Önemli Miktarda Şirket Varlığının Toptan Satışı
Giriş
6102 sayılı Türk Ticaret Kanunu (“TTK”) 408’nci maddesi 2’nci fıkrası (f) bendi ile “önemli miktarda şirket varlığının toptan satışı” genel kurulun münhasır ve devredilemez görev ve yetkisi olarak düzenlenir. Bahsi geçen hüküm hem doktrinde hem de uygulamada birçok tartışmayı da beraberinde getirmiştir. Aşağıda hükme ilişkin doktrinde tartışılan konuları beş ana başlık altında özetlemek amaçlanmıştır.
Önemli Miktar, Şirket Varlığı ve Toptan Satış Kavramlarından Ne Anlaşılması Gerektiği
Önemli Miktar
Önemli miktarın ne olduğuna veya nasıl belirlenmesi gerektiğine ilişkin TTK’da bir düzenleme yer almaz. Yargıtay, 6762 sayılı eski Türk Ticaret Kanunu (“eTTK”) döneminde şirketin sahip olduğu tek malvarlığı bulunması halinde veya malvarlığının şirketin devamı için hayati önemde bulunması halinde temsile yetkili müdür yerine ortaklar kurulunun kararının alınması gerektiğini içtihat etmiştir[1]. Doktrinde önemli miktara ilişkin özel bir ölçüt önerilmemekle birlikte ortaklığın malvarlığına dâhil menkul ve gayrimenkul malların, marka ve patent gibi sınai mülkiyet haklarının devrinin ortaklığın devamını imkansız hale getirebilecek nitelikte olduğu[2] belirtilir.
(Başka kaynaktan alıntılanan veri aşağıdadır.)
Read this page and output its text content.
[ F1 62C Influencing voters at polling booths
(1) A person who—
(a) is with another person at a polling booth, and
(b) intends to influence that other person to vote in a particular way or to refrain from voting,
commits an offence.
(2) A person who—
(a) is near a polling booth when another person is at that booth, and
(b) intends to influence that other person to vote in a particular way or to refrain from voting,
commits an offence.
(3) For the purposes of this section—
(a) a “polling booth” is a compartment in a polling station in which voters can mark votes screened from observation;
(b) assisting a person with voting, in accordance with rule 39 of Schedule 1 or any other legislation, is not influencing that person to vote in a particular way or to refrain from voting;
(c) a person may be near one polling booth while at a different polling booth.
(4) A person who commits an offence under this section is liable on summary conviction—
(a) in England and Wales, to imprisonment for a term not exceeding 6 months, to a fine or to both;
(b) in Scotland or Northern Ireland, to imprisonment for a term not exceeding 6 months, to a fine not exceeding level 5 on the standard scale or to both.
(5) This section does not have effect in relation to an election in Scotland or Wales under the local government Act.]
Halka açık anonim ortaklıklarda önemli işlemleri düzenleyen Sermaye Piyasası Kanunu madde 23’ün ve özellikle bu kapsamda Sermaye Piyasası Kurulu tarafından çıkarılan “Önemli Nitelikteki İşlemlere İlişkin Ortak Esaslar ve Ayrılma Hakkı Tebliği (II-23.1)” kriterlerin esas alınıp alınamayacağı tartışmalıdır[3]. Önemli miktar tespitinin Türk Medeni Kanunu madde 4 çerçevesinde hakim tarafından halin özelliklerine göre takdir edileceği söylenebilir[4].
Şirket Varlığı
Şirketin tasfiyesine ilişkin TTK m. 538/2 “önemli miktardaki aktiflerin toptan satılabilmesi için genel kurul kararı” gerektiğini düzenlerken TTK m. 408/2(f)’de “şirket varlığından bahseder. Eski ticaret kanunu döneminde özellikle eTTK madde 443/II kapsamında “aktif” kavramının nasıl yorumlanması gerektiği doktrinde tartışmalıydı. Aktif kavramını dar yorumlamaktan yana olan görüş[5] aktif olarak hemen tahsili mümkün olmayan hak ve alacaklarla, menkul ve gayrimenkulleri veya duran varlıkları sayarken geniş yorumlayan görüş[6] aktif kavramının şirketin sahip olduğu aktif ve pasiflerle tüm malvarlığı olarak anlaşılması gerektiği kanaatindedir. Bahsi geçen tartışma yeni TTK altında da devam edecek niteliktedir[7].
Toptan Satış
Kanun koyucunun toptan satış ifadesini hangi anlamda kullandığı tartışmalıdır. Özellikle burada şirket mal varlığının teker teker satılmasına karşıt bir şekilde topluca ve indirimli bir fiyattan satışı anlamında mı yoksa önemli bir mal varlığının tek seferde satılması anlamında mı kullandığı tartışılabilir. Yargıtay[8] eTTK altında ağırlaştırılmış nisap öngörülen gayrimenkulün toptan satışı yerine parsel parsel bölünerek satılması halini adi nisapla kararlaştırılabilecek bir husus olarak nitelemiştir. Doktrinde görüş birliği olan husus, yönetim kurulunun kanunu dolanmak ve genel kurul onayından kaçınmak amacıyla teker teker (toptan olmayan şekilde) ancak aynı kişiye satış yapması halinin geçersiz olacağı yönündedir.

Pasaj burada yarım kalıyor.